The [Oxford] Handbook of Borderlands of the Iberian World
Edited by Danna A. Levin Rojo and Cynthia Radding
Abstract
This collaborative Oxford Handbook of Borderlands in the Iberian World integrates interdisciplinary approaches to illustrate the historical processes that produced borderlands in the Americas and connected them to global circuits of exchange and migration in the early modern world, extending from the fifteenth to the nineteenth-centuries. It brings together specialists in the Spanish and Portuguese imperial spheres, their geographic and cultural borderlands in both South and North America, and their maritime networks across the Caribbean, Atlantic and Pacific oceans. Its objectives emphasize (1) scholarship published in Latin America as well as new research published in diverse academic communities; (2) transdisciplinary research in fields such as ecology, archaeology, art history, geography, musicology, and anthropology that inform the current field of borderlands scholarship; (3) accessible language and imagery to make this work appeal widely to students, teachers, and scholars. “Borderlands” as a concept and a field of academic inquiry has opened new dimensions of interdisciplinary and critical thought in the last quarter-century at the same time that ethnohistorical approaches to imperialism and colonialism have produced critical analyses of European imperial spheres in the Americas and other world regions. This Handbook offers new research on environmental change, powerful indigenous federations in both North and South America, gendered histories in the mixed and volatile social fabrics of borderlands, indigenous enslavement and the complex degrees of difference between freedom and bondage, Afro-descendant populations in the Spanish and Portuguese borderlands, interethnic relations, and cultural productions in the arts and sciences.
Keywords:
New Spain,
Brazil,
Central and South America,
Philippines,
Environment,
Forced labor,
Indian allies/conquerors,
Trans-Oceanic trade,
Catholic global networks,
Missions,
Religious art and music,
Cartography,
Ethnogenesis,
Presidios,
Mining industry
Bibliographic Information
- Publisher:
- Oxford University Press
- Print Publication Date:
- Dec 2019
- ISBN:
- 9780199341771
- Published online:
- Nov 2019
- DOI:
- 10.1093/oxfordhb/9780199341771.001.0001
Editors
Danna A. Levin Rojo,
editor
Danna A. Levin Rojo, Research Professor at the Universidad Autónoma Metropolitana, Campus Azcapotzalco, México, received a BA degree in history from the Universidad Nacional Autónoma de México and a PhD in social anthropology from the London School of Economics and Political Science, United Kingdom.

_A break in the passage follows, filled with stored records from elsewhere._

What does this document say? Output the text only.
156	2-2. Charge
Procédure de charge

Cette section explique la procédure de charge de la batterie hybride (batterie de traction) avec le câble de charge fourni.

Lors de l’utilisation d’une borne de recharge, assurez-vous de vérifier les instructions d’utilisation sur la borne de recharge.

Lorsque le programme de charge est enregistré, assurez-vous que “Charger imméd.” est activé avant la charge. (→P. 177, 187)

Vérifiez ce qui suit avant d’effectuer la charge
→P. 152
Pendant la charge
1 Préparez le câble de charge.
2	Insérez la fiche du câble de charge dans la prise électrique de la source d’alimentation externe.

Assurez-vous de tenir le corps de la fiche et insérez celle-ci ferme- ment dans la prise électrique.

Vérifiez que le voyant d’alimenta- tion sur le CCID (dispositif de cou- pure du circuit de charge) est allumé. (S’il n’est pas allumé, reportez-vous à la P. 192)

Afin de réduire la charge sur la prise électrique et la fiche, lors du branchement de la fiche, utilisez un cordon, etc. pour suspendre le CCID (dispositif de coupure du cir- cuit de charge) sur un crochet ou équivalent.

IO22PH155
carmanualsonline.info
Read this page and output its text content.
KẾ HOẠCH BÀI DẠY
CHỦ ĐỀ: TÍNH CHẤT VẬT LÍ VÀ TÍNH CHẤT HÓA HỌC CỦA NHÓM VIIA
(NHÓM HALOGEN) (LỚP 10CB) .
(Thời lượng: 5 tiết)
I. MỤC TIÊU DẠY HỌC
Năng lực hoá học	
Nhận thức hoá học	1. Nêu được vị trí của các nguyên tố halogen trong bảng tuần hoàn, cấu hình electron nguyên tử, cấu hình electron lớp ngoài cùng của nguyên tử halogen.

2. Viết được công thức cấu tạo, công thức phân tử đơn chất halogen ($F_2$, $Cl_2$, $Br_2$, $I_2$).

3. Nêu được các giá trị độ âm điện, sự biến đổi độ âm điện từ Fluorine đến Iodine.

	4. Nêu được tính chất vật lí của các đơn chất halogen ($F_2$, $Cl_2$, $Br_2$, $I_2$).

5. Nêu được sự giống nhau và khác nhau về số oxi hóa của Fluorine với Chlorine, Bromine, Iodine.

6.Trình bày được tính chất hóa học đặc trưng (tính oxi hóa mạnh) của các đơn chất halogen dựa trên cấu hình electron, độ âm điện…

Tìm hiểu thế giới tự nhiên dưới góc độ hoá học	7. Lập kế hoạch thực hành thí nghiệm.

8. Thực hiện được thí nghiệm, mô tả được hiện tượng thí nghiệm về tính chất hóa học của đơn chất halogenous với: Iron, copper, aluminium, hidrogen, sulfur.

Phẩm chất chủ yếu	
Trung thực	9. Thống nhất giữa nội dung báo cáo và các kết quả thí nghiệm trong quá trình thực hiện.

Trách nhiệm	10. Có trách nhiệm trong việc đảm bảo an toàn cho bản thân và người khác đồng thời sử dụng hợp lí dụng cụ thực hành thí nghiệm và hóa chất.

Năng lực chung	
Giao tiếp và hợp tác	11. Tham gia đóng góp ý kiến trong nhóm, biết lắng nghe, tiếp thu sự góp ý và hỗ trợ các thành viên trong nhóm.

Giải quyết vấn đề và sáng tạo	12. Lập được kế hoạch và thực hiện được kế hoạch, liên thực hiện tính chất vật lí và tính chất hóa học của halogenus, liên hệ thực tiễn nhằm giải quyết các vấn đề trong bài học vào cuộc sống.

Her research interests include transculturation in the Spanish American colonial borderlands and interethnic relations in the United States Southwest, with emphasis on contemporary New Mexico. She is the author of Return to Aztlan: Indians, Spaniards, and the Invention of Nuevo México (2014) and coeditor, among other books, of Las vías del noroeste III: genealogías, transversalidades y convergencias (2011) and Los grupos nativos del septentrión novohispano ante la independencia de México, 1810–1847 (2010).
Cynthia Radding,
editor
Cynthia Radding is the Gussenhoven Distinguished Professor of Latin American Studies and History at the University of North Carolina, Chapel Hill. Her research and teaching on Iberoamerican frontiers during the colonial and early national periods focus on the intersection of environmental and social history through interdisciplinary methodologies. Her publications include Landscapes of Power and Identity: Comparative Histories in the Sonoran Desert and the Forests of Amazonia from Colony to Republic (2005); she is co-editor with Paul Readman and Chad Bryant of Borderlands in World History (Palgrave, 2014). Radding has published articles in Hispanic American Historical Review, The Americas, Boletín Americanista, and Latin American Research Review as well as numerous chapters in collaborative publications in Mexico, Bolivia, the U.S., and Europe.